Raúl Contreras Bustamante
En medio de esta terrible pandemia que azota al mundo, no
todas las noticias han sido malas. Hace unos días, se supo de la ratificación
—por parte del Reino de Tonga— del Convenio de la Organización Internacional
del Trabajo sobre el trabajo infantil, lo cual representa un hecho histórico,
pues por primera vez en la historia de la OIT todos sus Estados miembros han
ratificado una convención internacional en materia del trabajo.
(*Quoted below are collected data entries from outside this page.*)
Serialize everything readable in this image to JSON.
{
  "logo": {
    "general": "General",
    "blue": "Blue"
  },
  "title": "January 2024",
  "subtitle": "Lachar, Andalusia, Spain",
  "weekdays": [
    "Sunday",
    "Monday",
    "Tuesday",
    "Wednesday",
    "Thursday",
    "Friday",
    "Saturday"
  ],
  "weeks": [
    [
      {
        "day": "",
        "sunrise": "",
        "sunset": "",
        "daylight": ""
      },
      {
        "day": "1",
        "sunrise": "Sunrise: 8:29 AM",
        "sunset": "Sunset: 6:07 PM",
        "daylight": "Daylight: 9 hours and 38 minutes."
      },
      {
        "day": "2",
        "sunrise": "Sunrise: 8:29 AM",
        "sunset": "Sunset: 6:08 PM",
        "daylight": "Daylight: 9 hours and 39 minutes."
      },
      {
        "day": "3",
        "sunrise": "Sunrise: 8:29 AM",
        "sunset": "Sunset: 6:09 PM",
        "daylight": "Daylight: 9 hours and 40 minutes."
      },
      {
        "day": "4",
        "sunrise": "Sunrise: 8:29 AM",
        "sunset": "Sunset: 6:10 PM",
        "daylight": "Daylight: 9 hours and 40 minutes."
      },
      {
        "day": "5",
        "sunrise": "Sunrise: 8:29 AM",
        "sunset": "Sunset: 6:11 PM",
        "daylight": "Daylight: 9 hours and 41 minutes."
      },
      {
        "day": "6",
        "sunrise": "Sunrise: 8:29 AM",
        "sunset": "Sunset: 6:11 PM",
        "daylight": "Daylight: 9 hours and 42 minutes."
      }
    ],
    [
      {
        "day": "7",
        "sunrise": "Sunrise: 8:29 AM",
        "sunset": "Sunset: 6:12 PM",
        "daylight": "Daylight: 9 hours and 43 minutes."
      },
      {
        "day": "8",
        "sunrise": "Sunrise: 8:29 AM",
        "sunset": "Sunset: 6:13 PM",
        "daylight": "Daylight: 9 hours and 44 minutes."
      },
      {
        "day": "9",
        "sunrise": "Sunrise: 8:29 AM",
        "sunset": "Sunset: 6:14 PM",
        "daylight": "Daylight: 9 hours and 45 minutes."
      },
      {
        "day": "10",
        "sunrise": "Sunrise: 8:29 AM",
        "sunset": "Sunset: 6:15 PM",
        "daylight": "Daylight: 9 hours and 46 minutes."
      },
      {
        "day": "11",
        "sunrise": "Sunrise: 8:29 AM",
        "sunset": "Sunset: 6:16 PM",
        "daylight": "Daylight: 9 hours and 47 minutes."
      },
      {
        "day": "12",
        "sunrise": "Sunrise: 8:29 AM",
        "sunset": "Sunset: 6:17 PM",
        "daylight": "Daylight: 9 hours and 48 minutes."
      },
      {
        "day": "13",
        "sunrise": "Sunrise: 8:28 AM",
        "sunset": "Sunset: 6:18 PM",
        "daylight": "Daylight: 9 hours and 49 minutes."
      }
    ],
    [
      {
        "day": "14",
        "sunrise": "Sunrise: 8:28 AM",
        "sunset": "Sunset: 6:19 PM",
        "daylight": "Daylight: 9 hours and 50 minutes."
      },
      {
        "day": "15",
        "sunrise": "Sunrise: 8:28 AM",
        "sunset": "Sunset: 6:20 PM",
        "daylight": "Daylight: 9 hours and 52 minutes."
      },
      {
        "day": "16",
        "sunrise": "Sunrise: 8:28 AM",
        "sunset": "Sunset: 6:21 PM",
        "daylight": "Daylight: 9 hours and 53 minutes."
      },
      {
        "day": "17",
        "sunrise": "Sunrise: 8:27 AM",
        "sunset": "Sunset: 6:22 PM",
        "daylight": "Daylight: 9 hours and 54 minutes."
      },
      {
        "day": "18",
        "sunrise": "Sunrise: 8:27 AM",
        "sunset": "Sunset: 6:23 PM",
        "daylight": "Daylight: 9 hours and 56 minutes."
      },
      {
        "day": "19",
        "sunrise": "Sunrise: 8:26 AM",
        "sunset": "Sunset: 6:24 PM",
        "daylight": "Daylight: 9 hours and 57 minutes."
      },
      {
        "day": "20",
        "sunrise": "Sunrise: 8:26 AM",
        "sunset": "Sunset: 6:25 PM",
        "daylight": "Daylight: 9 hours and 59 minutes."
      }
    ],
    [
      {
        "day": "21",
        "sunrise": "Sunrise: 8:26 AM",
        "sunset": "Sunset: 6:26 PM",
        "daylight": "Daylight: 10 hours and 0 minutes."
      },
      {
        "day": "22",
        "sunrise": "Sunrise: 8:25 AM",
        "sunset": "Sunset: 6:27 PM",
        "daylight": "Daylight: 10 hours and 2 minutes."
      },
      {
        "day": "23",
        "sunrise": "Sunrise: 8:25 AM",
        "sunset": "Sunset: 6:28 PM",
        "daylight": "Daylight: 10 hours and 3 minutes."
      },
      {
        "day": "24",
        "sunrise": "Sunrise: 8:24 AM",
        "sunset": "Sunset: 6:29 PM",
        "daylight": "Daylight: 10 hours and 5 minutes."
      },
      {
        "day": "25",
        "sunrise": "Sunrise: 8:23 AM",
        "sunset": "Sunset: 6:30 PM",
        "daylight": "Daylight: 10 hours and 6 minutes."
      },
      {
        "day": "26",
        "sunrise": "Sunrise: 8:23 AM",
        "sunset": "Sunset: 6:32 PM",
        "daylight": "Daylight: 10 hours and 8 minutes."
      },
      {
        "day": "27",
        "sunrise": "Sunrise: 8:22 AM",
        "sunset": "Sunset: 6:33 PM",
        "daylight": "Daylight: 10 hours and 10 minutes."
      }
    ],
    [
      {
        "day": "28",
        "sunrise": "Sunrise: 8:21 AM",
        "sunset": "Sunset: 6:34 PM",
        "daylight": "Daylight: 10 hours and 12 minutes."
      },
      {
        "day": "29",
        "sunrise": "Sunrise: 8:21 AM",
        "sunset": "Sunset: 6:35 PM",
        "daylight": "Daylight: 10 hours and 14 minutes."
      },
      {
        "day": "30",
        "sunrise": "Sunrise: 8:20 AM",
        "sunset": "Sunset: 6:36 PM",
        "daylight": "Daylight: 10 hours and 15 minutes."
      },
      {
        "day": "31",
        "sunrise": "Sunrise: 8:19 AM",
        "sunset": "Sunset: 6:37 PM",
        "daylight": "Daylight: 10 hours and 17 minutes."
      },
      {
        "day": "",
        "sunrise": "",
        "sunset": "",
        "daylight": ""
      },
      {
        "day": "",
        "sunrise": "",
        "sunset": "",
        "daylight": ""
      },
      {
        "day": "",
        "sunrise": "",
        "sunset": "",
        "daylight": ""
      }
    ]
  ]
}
La ratificación universal del Convenio 182 sobre las Peores
Formas de Trabajo Infantil establece la prohibición y la erradicación de
prácticas abominables, tales como la esclavitud, el trabajo forzoso y la trata
de niñas y niños. Se prohíbe la utilización de niños en conflictos armados, la
prostitución, la pornografía y actividades ilícitas como el tráfico de drogas,
así como en trabajos peligrosos. México ya había ratificado ese Convenio desde
el año 2000.
Las estimaciones globales indicaban que en el año 2017 más
de 152 millones de niños trabajaban en todo el mundo. Una cifra que causa
horror y vergüenza.
Con independencia de esa obligación convencional, el
artículo 4º de nuestra Constitución establece el derecho que los niños y niñas
tienen a la satisfacción de sus necesidades de alimentación, salud, educación y
sano esparcimiento para su desarrollo integral. Luego entonces, es una
obligación del Estado velar por la dignidad de la niñez y el ejercicio pleno de
sus derechos.
El término trabajo infantil suele definirse como todo
trabajo que priva a los niños de su niñez, su potencial, su dignidad y que es
perjudicial para su desarrollo físico y sicológico.
Es importante señalar que no todas las tareas realizadas por
los niños deben clasificarse como trabajo infantil que deba prohibirse, pues la
participación de las niñas, niños y adolescentes puede admitirse en aquellas
actividades tales como la ayuda en el hogar o en el negocio familiar
—realizadas fuera del horario escolar—que son tareas que reportan un beneficio
en el desarrollo de la infancia, ya que les proporcionan experiencias que
desarrollan distintas habilidades y son un acercamiento al sentido de
responsabilidad, abonando así a la formación de miembros productivos de la
sociedad.
Según datos oficiales, en el año 2019, de los más de 126
millones de mexicanos, las niñas y niños de 0 a 17 años representan poco más
del 31% de la población: más de 39 millones. Lo anterior significa que casi una
tercera parte de nuestra nación, son niñas y niños, lo cual profundiza la
importancia de su protección.
Hoy, con la crisis generada por la aparición del covid-19,
se estima que el aumento de la pobreza en el mundo obligará al incremento en
casi un punto porcentual el trabajo infantil en el orbe. Esto significa que las
niñas y niños que ya trabajan podrían tener que hacerlo durante más horas y, en
peores condiciones, lo que de manera lamentable va a causar un daño
significativo a su salud y a su seguridad, además de impedirles el pleno acceso
al derecho humano a educarse.
México no se puede permitir desperdiciar el potencial humano
de una generación de mexicanos por esta grave situación. El gobierno —en sus
tres niveles: federal, estatal y municipal— debe reafirmar su compromiso por la
protección de los derechos de la niñez, ya que este importante capital humano
será clave en nuestro desarrollo como país.
Tiene que quedar claro que proteger el presente de nuestras
niñas y niños es garantizar el futuro de nuestra nación.
Como Corolario, la dura frase del siquiatra estadunidense
Karl Menninger: “Lo que se hace a los niños, los niños harán a la sociedad”.